Suivant les dispositions de la loi du 2 aout 2005 (art.18) et celles de la convention infirmière du 25 juillet 2007, le collaborateur doit nécessairement pouvoir développer sa patientèle, et ceci évidemment dans le secteur où il est conventionné. Et cette patientèle est celle du collaborateur. Elle ne revient pas au cabinet en fin de collaboration (lire notre article « Le collaborateur infirmier doit pouvoir développer sa propre patientèle« ).
L’article L.1434-7 du code de la santé publique instaure des zones pour favoriser une meilleure répartition géographique des professionnels de santé.

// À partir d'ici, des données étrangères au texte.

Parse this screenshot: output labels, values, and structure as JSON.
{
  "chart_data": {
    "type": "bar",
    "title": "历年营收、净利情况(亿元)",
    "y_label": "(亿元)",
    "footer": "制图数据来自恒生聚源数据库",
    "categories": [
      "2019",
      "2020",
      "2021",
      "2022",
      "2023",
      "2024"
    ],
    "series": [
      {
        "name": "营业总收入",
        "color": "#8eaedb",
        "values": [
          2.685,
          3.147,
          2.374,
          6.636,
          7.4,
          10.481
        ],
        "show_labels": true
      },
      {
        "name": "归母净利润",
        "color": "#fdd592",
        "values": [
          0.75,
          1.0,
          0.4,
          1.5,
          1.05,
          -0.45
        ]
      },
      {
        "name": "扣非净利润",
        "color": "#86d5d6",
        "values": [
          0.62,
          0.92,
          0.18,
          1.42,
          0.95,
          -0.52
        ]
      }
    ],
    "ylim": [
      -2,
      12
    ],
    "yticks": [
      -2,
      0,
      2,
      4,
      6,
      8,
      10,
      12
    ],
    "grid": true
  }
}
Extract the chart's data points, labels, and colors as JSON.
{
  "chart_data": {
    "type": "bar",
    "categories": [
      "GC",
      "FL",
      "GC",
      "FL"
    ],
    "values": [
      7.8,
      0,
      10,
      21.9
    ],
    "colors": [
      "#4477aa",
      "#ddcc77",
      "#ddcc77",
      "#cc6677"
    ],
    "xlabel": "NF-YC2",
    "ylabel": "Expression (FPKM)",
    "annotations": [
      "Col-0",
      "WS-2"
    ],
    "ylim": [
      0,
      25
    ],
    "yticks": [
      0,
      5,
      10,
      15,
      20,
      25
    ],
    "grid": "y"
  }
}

La patientèle d’un collaborateur se développe donc nécessairement sur le même secteur que le cabinet avec lequel il collabore car c’est la zone où l’ARS lui donne autorisation de s’installer.
On voit donc bien que cette clause posait problème, sauf pour la titulaire qui estimait qu’elle était « claire » et qu’elle équivalait à une clause de non-réinstallation ; selon la titulaire, l’infirmière n’avait pas besoin de « se faire « une patientèle sur le secteur puisqu’elle ne pourrait pas s’y installer à l’issue du contrat de collaboration.
La conclusion de l'affaire
La Cour d’Appel n’a pas été de cet avis :
« d’autre part, contrairement à ce que soutient Mme A, le remplacement du terme “se faire” par “installe” ou “installer”, est de nature à modifier de manière substantielle le sens de l’interdiction ; en effet dans le cas de “se faire”, Mme B peut s’installer sur les communes de X, Y et z, mais ne doit pas créer sa patientèle avec des résidents de ces localités, alors que dans le cas “s’installe” elle ne peut pas situer physiquement son cabinet dans le dit périmètre. »
Ainsi cette clause, pour le moins exotique, a été considérée comme insuffisamment claire pour justifier un référé.
La Cour considère qu’elle ne pouvait justifier les mesures prises en référé par le juge de première instance. Cela lève donc les interdictions prononcées à tort et qui ont tout de même frappé l’ancienne collaboratrice pendant 20 mois, le temps que la Justice puisse revenir sur l’étonnante décision de première instance.
Cela montre le danger de se procurer des contrats-type et de remplacer un mot par un autre.